Saturday, May 31, 2008

Expliações. E narcisismo.

"- Shiu. Anda cá. Dá-me a mão. Tens os dedos frios! Shiu, tem calma. Toma-me. Escreve em mim, escreve sob mim, sobre mim, sobre nós. Não percebes que o não consegues evitar? Ou isso, ou nada. Deixa as tuas personagens descansar, também têm vida, também têm falhas, exiges demasiado delas. Deixa-te estar aqui, um bocadinho ao pé de mim. Vamos, agarra na inspiração que te dou e besunta-me de palavras. "

Não percebes que já o fiz? Passo o tempo a fazê-lo. Mas não posso publicar isso, não posso mesmo. Sim, sou egoísta, e depois? No dia em que o fizer é porque nos ultrapassei.

"- Enganas-te. Esse dia significará apenas que nos assumiste."

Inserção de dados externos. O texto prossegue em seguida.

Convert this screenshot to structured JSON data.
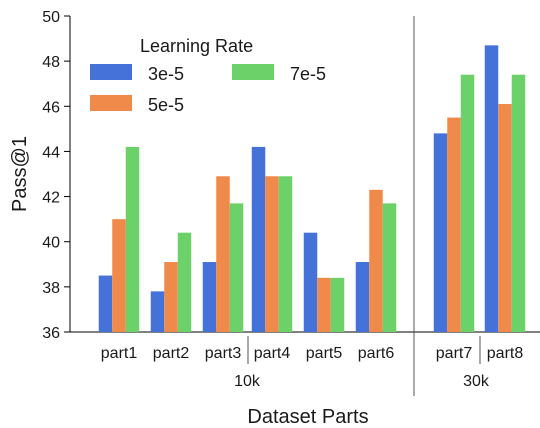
{
  "chart_data": {
    "type": "bar",
    "categories": [
      "part1",
      "part2",
      "part3",
      "part4",
      "part5",
      "part6",
      "part7",
      "part8"
    ],
    "groups": [
      {
        "label": "10k",
        "categories": [
          "part1",
          "part2",
          "part3",
          "part4",
          "part5",
          "part6"
        ]
      },
      {
        "label": "30k",
        "categories": [
          "part7",
          "part8"
        ]
      }
    ],
    "series": [
      {
        "name": "3e-5",
        "color": "#4472d9",
        "values": [
          38.5,
          37.8,
          39.1,
          44.2,
          40.4,
          39.1,
          44.8,
          48.7
        ]
      },
      {
        "name": "5e-5",
        "color": "#ef8a4b",
        "values": [
          41.0,
          39.1,
          42.9,
          42.9,
          38.4,
          42.3,
          45.5,
          46.1
        ]
      },
      {
        "name": "7e-5",
        "color": "#6dd16a",
        "values": [
          44.2,
          40.4,
          41.7,
          42.9,
          38.4,
          41.7,
          47.4,
          47.4
        ]
      }
    ],
    "xlabel": "Dataset Parts",
    "ylabel": "Pass@1",
    "ylim": [
      36,
      50
    ],
    "yticks": [
      36,
      38,
      40,
      42,
      44,
      46,
      48,
      50
    ],
    "legend": {
      "title": "Learning Rate",
      "placement": "top-left"
    },
    "grid": false
  }
}
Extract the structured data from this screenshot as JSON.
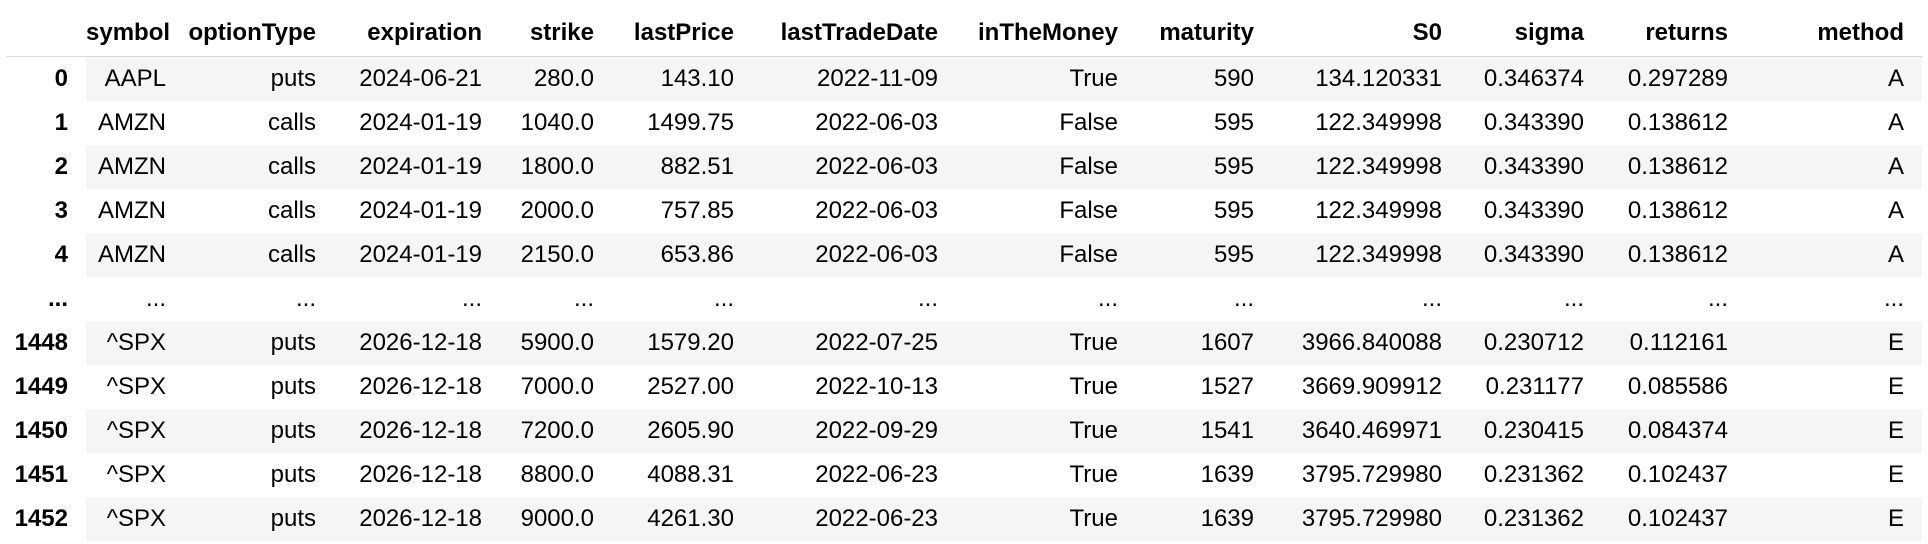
{
  "table": {
    "columns": [
      "",
      "symbol",
      "optionType",
      "expiration",
      "strike",
      "lastPrice",
      "lastTradeDate",
      "inTheMoney",
      "maturity",
      "S0",
      "sigma",
      "returns",
      "method"
    ],
    "rows": [
      [
        "0",
        "AAPL",
        "puts",
        "2024-06-21",
        "280.0",
        "143.10",
        "2022-11-09",
        "True",
        "590",
        "134.120331",
        "0.346374",
        "0.297289",
        "A"
      ],
      [
        "1",
        "AMZN",
        "calls",
        "2024-01-19",
        "1040.0",
        "1499.75",
        "2022-06-03",
        "False",
        "595",
        "122.349998",
        "0.343390",
        "0.138612",
        "A"
      ],
      [
        "2",
        "AMZN",
        "calls",
        "2024-01-19",
        "1800.0",
        "882.51",
        "2022-06-03",
        "False",
        "595",
        "122.349998",
        "0.343390",
        "0.138612",
        "A"
      ],
      [
        "3",
        "AMZN",
        "calls",
        "2024-01-19",
        "2000.0",
        "757.85",
        "2022-06-03",
        "False",
        "595",
        "122.349998",
        "0.343390",
        "0.138612",
        "A"
      ],
      [
        "4",
        "AMZN",
        "calls",
        "2024-01-19",
        "2150.0",
        "653.86",
        "2022-06-03",
        "False",
        "595",
        "122.349998",
        "0.343390",
        "0.138612",
        "A"
      ],
      [
        "...",
        "...",
        "...",
        "...",
        "...",
        "...",
        "...",
        "...",
        "...",
        "...",
        "...",
        "...",
        "..."
      ],
      [
        "1448",
        "^SPX",
        "puts",
        "2026-12-18",
        "5900.0",
        "1579.20",
        "2022-07-25",
        "True",
        "1607",
        "3966.840088",
        "0.230712",
        "0.112161",
        "E"
      ],
      [
        "1449",
        "^SPX",
        "puts",
        "2026-12-18",
        "7000.0",
        "2527.00",
        "2022-10-13",
        "True",
        "1527",
        "3669.909912",
        "0.231177",
        "0.085586",
        "E"
      ],
      [
        "1450",
        "^SPX",
        "puts",
        "2026-12-18",
        "7200.0",
        "2605.90",
        "2022-09-29",
        "True",
        "1541",
        "3640.469971",
        "0.230415",
        "0.084374",
        "E"
      ],
      [
        "1451",
        "^SPX",
        "puts",
        "2026-12-18",
        "8800.0",
        "4088.31",
        "2022-06-23",
        "True",
        "1639",
        "3795.729980",
        "0.231362",
        "0.102437",
        "E"
      ],
      [
        "1452",
        "^SPX",
        "puts",
        "2026-12-18",
        "9000.0",
        "4261.30",
        "2022-06-23",
        "True",
        "1639",
        "3795.729980",
        "0.231362",
        "0.102437",
        "E"
      ]
    ]
  }
}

Ou isso. Mas como posso eu fazê-lo se tu não o fazes? Além do mais, faço-o todos os dias. Todos os dias me assumo em ti e deixo que te assumas em mim. O que é que os outros são chamados ao caso? Deixemo-nos de conversas. Aquela estória não vai sair da gaveta. Pelo menos para já, pelo menos por agora. Daqui a um tempo, quem sabe, daqui ao tempo em que eu me sentir confortável com isso.
...
Peço desculpa. Peço desculpa por vos privar do melhor que alguma vez escrevi, peço desculpa de não publicar "há que tempos" - e, a verdade, é que nunca andei tão envolvida nem nunca escrevi tão compulsivamente. Acontece que, ao contrário da Maria que se ia construíndo capítulo a capítulo (e que continua a construír-se e a aparecer de vez em quando), as duas estórias que ando a desenvolver já apareceram em mim completas - e não posso permitir intromissões externas até as ter prontas. Seja como for, uma está quase e deve aparecer em breve: já aqui fazia falta uma estória sequêncial e já me fazia falta a mim o compromisso disso e o trabalho que envolve. Não deixem, portanto, de vir, por favor. A sério que está para breve.

Thursday, May 08, 2008

Prioridades de meninice

É uma criança bonita, sorridente. Aproxima-se da cabine, põe-se em “bicos dos pés”, estica-se toda e consegue que a mãozita tímida apareça ao balcão e se torne visível para quem está do outro lado. Deixa cair as três moedas que tem entaladas entre os dedos de modo a rolarem e a fazerem barulho e pede, na voz melodiosa de quem ainda é acompanhada por fadas:
“ – Um bilhete para o carrossel, por favor”.
O barulho da feira obriga-a a repetir a pergunta.
“- Um bilhete, por favor”.
Sente o papel rugoso contra a pele e afasta-se, sem mais palavras. O carrossel é dos antigos, com cavalos de madeira pintada suspensos num bonito varão, de duas cores entrelaçadas. O toldo é vermelho e branco, como não podia deixar de ser. A criança fica parada, durante várias voltas, a apreciar uma magia que nem toda a gente vê. O colorido veloz brilha nos olhos dela e o bilhete é apertado com as duas mãos, enquanto o boneco de trapos espera, inexpressivo, debaixo do braço esquerdo.
A hora de jantar aproxima-se e, apesar de ainda haver a claridade do lusco-fusco, o movimento esmorece. O carrossel pára e prepara-se para um intervalo. A menina, que até aí não tinha saído do seu lugar, aproxima-se do maquinista e diz:
“ – Eu ainda não gastei o meu bilhete”.
O senhor, já velhote, derrete-se.
“ – Sobe que eu ligo-o. O motor ainda está quente, não custa nada”.
A menina aproxima-se do cavalo mais pequeno – um pónei, ainda – e prende o boneco a uma das pegas de metal, onde é suposto as crianças medrosas segurarem-se.
“- Então, tu não sobes? Precisas de ajuda?”
“- Ele é que quer andar. Eu só quero ver”.